CR: What advice would you give to any other captive owners or risk managers going through a major merger with their company following your experience?
TS: When going through a large merger, it is important to prioritise taking your time and conducting thorough due diligence and modelling. Although immediate action may be required, modelling enables you to engage in meaningful discussions with senior leadership regarding risk tolerance and retentions.
These conversations can help you determine your marketing strategy with the broker. I recommend that risk managers actively partner with brokers during the carrier meetings. After all, no one knows your risk management strategy and can tell your story better than you.
CR: How has it been working towards implementing agreed risk management practices within this much larger company post-merger?
TS: Senior leadership has been extremely supportive in the implementation of risk management practices.

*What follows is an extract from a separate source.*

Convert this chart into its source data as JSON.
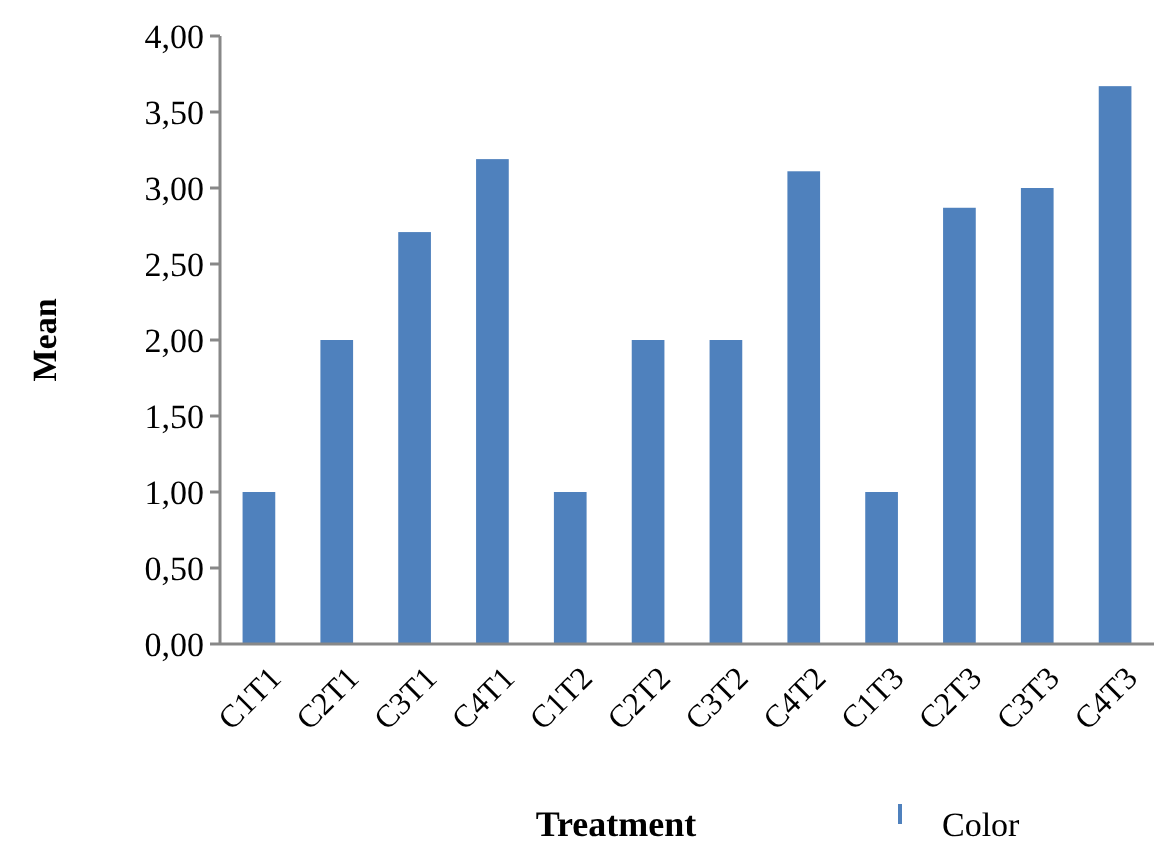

When the reasoning behind the initiatives are discussed and understood, it helps foster a culture where everyone is aligned and committed to doing what’s right for the company.
CR: How do you think the increased scale of the captive will affect future performance and how you can utilise the captive for other lines?
TS: As captives become increasingly familiar and valued within the executive suite, risk managers and captive management firms will be expected to present new and innovative ways to maximise the utilisation of the captive.
While retaining self-insured retentions will remain a key component, captive owners will look to the captive for risks such as enterprise risk management, environmental, social and governance (ESG), third-party coverage, as well as employee benefits.
CR: What new changes are you planning for Kite Realty’s captive programme in the near future to further strengthen it?
TS: To further strengthen Kite Realty Group’s captive programme, I intend to prioritise flexibility and adaptability. This means keeping an open mind to new captive lines that align with our evolving business strategies and market conditions.
We will thoroughly evaluate potential opportunities in areas such as employee benefits, ESG initiatives, and enterprise risk management. By exploring these avenues, we aim to enhance the overall strength and effectiveness of our captive programme.
CR: What does it mean to you for your work to have been recognised for excellence this year by both RIMS and CICA?
TS: Being nominated by my peers is an immense honour. I have thoroughly enjoyed being actively involved in both organisations, as they have afforded me the chance to learn and share ideas with industry professionals who are highly knowledgeable and who I greatly admire. Both organisations have contributed significantly to my growth as a risk and captive manager.